New Jersey’s high school graduation rate increased to almost 90 percent in 2015, the fourth straight year that the statewide high school graduation rate has shown an increase.
The graduation rate was 89.7 percent in 2015, up from 88.6 percent in 2014. This is the third consecutive year in which the rate grew by at least a full percentage point, according to the New Jersey Department of Education (NJDOE).
Since New Jersey began seeing the results of an improved federally-mandated methodology for calculating graduation rates, starting with the class of 2011, the state’s high school graduation rate has increased by 6.7 percent. The federal methodology, designed to improve accuracy, tracks cohorts of students over four years, starting from the time they enter ninth grade.
“We should all be proud of the work our teachers and school leaders have done to help make sure our students have the opportunity to graduate from high school ready to take the next step in their lives,” said Commissioner of Education David C. Hespe in a statement.
New Jersey continues to narrow the achievement gap between various “subgroups” of students, according to the NJDOE. A summary of graduation rates by student subgroups is as follows:
- For the first time, African-American students graduated at a rate above 80 percent with 81.5 percent in 2015, an increase of 2.6 percentage points from 2014, when it was 78.9 percent.

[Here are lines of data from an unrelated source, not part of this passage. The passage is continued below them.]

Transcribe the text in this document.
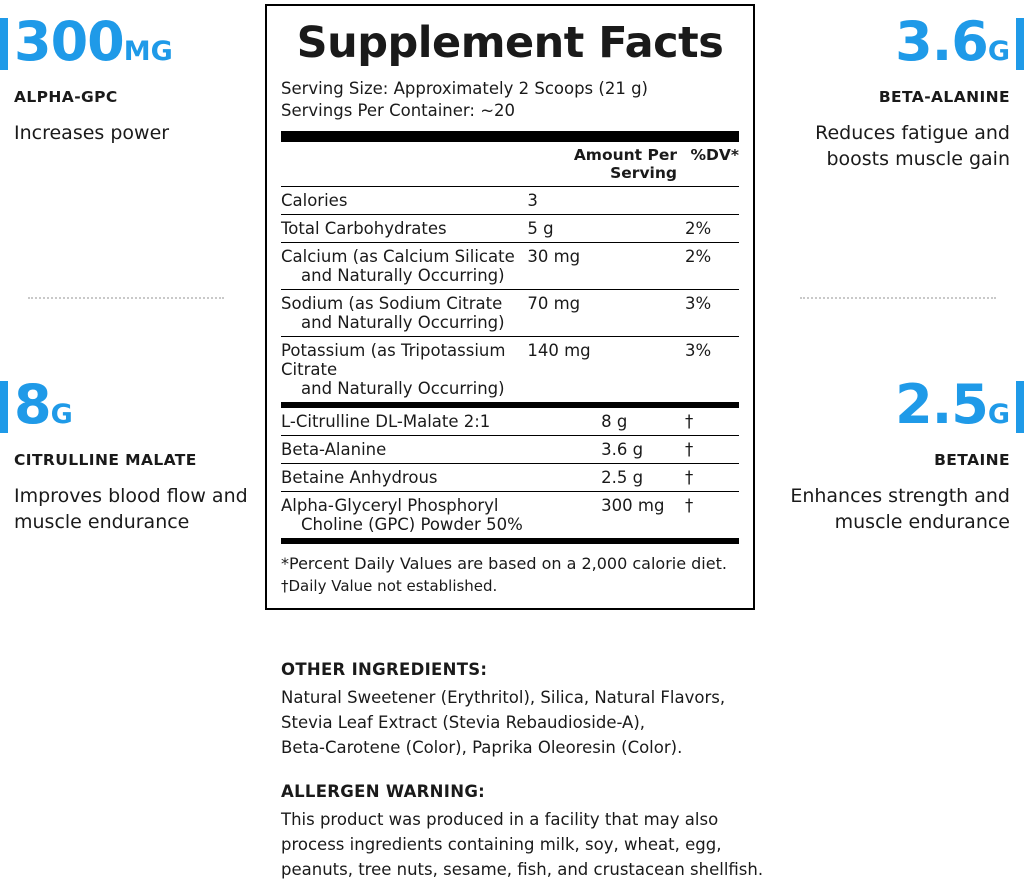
300MG
ALPHA-GPC
Increases power
8G
CITRULLINE MALATE
Improves blood flow and muscle endurance
3.6G
BETA-ALANINE
Reduces fatigue and boosts muscle gain
2.5G
BETAINE
Enhances strength and muscle endurance
Supplement Facts
Serving Size: Approximately 2 Scoops (21 g)
Servings Per Container: ~20
	Amount Per Serving	%DV*
Calories	3	
Total Carbohydrates	5 g	2%
Calcium (as Calcium Silicate
and Naturally Occurring)	30 mg	2%
Sodium (as Sodium Citrate
and Naturally Occurring)	70 mg	3%
Potassium (as Tripotassium Citrate
and Naturally Occurring)	140 mg	3%
L-Citrulline DL-Malate 2:1	8 g	†
Beta-Alanine	3.6 g	†
Betaine Anhydrous	2.5 g	†
Alpha-Glyceryl Phosphoryl
Choline (GPC) Powder 50%	300 mg	†
*Percent Daily Values are based on a 2,000 calorie diet.
†Daily Value not established.
OTHER INGREDIENTS:
Natural Sweetener (Erythritol), Silica, Natural Flavors,
Stevia Leaf Extract (Stevia Rebaudioside-A),
Beta-Carotene (Color), Paprika Oleoresin (Color).
ALLERGEN WARNING:
This product was produced in a facility that may also
process ingredients containing milk, soy, wheat, egg,
peanuts, tree nuts, sesame, fish, and crustacean shellfish.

- 82.8 percent of Hispanic students graduated in 2015, a 2.2 percent increase from the previous year of 80.6 percent.
- 94.0 percent of white students graduated in 2015, an increase from 93.5 percent in 2014.
- 96.5 percent of Asian students graduated in 2015, an increase from 96.2 percent reported in the previous year.
- Economically disadvantaged students graduated at a rate of 81.7 percent in 2015, an increase of 2.1 percent from 2014, when it was 79.6 percent.
- 74.0 percent of Limited English Proficient (LEP) students graduated in 2015, an increase of 2.9 percentage points from 71.1 percent in 2014.
- Students with disabilities graduated at a rate of 78.0 percent in 2015, an increase of 1.4 percentage points from 2014 when it was 76.6 percent.